Brittany Maynard died this month. Diagnosed with brain cancer on New Year’s Day, at the age of 29, she opted for surgery, but the cancer returned and became even more aggressive. Deciding that radiation or chemotherapy was only delaying the inevitable and would destroy the quality of her life in what time she had left, she decided to forego further treatment and spent her last few months traveling, checking off all the places on her bucket list, before finally choosing to end her life under Oregon’s death-with-dignity law when her symptoms became too much to bear. She died on November 1, just short of her 30th birthday.
This story hit me harder than most, probably because of the closeness of our ages. I’m 32 years old, and I can imagine what it would feel like to be told I was terminally ill – to have the prospect of decades of life and happiness suddenly ripped away, when there’s still so much I want to do and see. I realize this is a human prejudice and that nature doesn’t recognize these distinctions, but it seems more natural that a person should die much later, in their old age: like Edward and Joan Downes, who died voluntarily, hand-in-hand, after a long and happy life and fifty-four years of marriage. That seems to me like a fitting culmination, whereas a person dying so young feels like an injustice.
It may be for that same reason that Maynard’s decision to die sparked so much controversy – even anger – among the religious. Witness this vitriolic comment thread:
How strange that their reaction is anger rather than sorrow. RT @Brasilmagic: Feel the Christian love.. pic.twitter.com/mE5jIm5Xsc
— Adam Lee (@DaylightAtheism) November 3, 2014
And it wasn’t just anonymous commenters on the internet. Even a Vatican spokesman lashed out at her decision, calling it “reprehensible”. As I said on Twitter, it’s strange that religious people would greet this news with anger, rather than sorrow. Unless, that is, they’re aware that Maynard’s story makes the case for a right to die in a sympathetic and understandable way that they can’t refute.
In all the Christian commentary on Maynard, there’s an argument that appears disturbingly often: that choosing to die is wrong because pain and suffering is good and beautiful, and if God is causing it to happen, there must be a good reason for it. For example, take this essay by Kara Tippetts, a 36-year-old Christian mother herself afflicted with terminal metastatic cancer, that ineffectively urged Maynard not to end her life:
Suffering is not the absence of goodness, it is not the absence of beauty, but perhaps it can be the place where true beauty can be known.

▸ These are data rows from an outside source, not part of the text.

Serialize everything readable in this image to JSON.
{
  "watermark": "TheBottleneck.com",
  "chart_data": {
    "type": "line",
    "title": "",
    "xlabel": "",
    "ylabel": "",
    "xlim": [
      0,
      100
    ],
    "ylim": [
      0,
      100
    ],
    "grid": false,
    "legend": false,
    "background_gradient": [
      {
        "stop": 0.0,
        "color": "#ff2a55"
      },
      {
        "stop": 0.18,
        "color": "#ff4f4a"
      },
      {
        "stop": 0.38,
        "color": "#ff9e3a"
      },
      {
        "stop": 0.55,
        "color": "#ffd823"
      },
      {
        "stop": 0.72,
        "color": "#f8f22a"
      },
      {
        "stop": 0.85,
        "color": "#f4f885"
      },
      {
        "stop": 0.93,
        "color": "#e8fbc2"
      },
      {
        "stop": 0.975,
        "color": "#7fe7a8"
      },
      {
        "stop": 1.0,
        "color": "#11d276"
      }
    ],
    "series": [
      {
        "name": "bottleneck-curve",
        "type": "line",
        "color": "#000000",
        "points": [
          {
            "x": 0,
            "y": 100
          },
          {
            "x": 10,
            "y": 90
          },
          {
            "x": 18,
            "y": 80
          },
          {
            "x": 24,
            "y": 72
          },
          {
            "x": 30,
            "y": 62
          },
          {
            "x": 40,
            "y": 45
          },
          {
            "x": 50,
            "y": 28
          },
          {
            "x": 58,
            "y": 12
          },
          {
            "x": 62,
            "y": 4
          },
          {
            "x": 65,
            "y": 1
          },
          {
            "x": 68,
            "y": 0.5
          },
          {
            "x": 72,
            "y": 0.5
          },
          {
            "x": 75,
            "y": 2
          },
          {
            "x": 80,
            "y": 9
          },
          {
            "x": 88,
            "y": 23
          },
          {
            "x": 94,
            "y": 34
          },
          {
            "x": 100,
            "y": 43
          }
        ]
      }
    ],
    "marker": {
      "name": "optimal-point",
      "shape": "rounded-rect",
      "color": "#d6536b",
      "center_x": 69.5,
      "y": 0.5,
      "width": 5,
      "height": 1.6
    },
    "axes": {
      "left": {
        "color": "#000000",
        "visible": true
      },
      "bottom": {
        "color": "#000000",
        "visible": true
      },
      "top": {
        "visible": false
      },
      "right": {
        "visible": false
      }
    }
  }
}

…You have been told a lie. A horrible lie, that your dying will not be beautiful. That the suffering will be too great… Yes, your dying will be hard, but it will not be without beauty.
And then there’s this:
The underlying aspect of “Death with Dignity” hangs on pride. It is a refusal to accept a state where one will need in humility to depend on others. Ultimately, it is also a refusal to enter into the suffering of the Cross and submit to God’s will and accept the redemptive value that suffering can offer for one’s salvation and spiritual perfection.
Whether spit out with judgment and condemnation, as in the latter quote, or smothered in cloying compassion, as in the former, this sentiment is equally grotesque – the viewpoint of a torturer who’s convinced himself he’s acting for his victims’ own good. Taken to its logical conclusion, this should lead to forsaking all medical care so that the “beauty” of suffering can be fully embraced, although few Christians seem to recognize this implication of their argument.
To be clear, I’m not telling anyone with a terminal illness what they should or shouldn’t do. If a person is suffering too much to bear and wants to end their life painlessly, that should be their choice. If they want to fight on and avail themselves of medical science for as long as possible, that should be their choice as well. If they want to forsake medicine and rely only on prayer, even that should be their choice. Human autonomy is paramount and should always be respected.
But the suffering-is-beautiful faction doesn’t feel the same way. They want to make their view binding law, to force everyone to suffer whether they wish to or not. In the U.K., for instance, religious groups (including the bishops who still get guaranteed seats in the House of Lords) are trying to block an assisted-dying bill under consideration in Parliament. An explicitly Christian charity, CARE, that opposes the bill has asked people who write to their legislators to disguise their true motives: “Please do not express your opposition to the bill using faith-based or ‘religious'” arguments.
In the long run, this is another battle that religion can’t win. There’s no one whose life hasn’t been touched by death, and I think all of us, even the young and healthy, can imagine one day being terminally ill and being denied the right to take control of our dying and end things on our own terms. The idea of forcibly prolonging a person’s life, dragging out their suffering as long as possible, strikes any normal person as outrageous sadism, as well it should. And that probably answers my question, why religious spokespeople are so angrily defensive about this story: it’s the cognitive dissonance of knowing, whether they admit it or not, that they’re standing on the wrong side.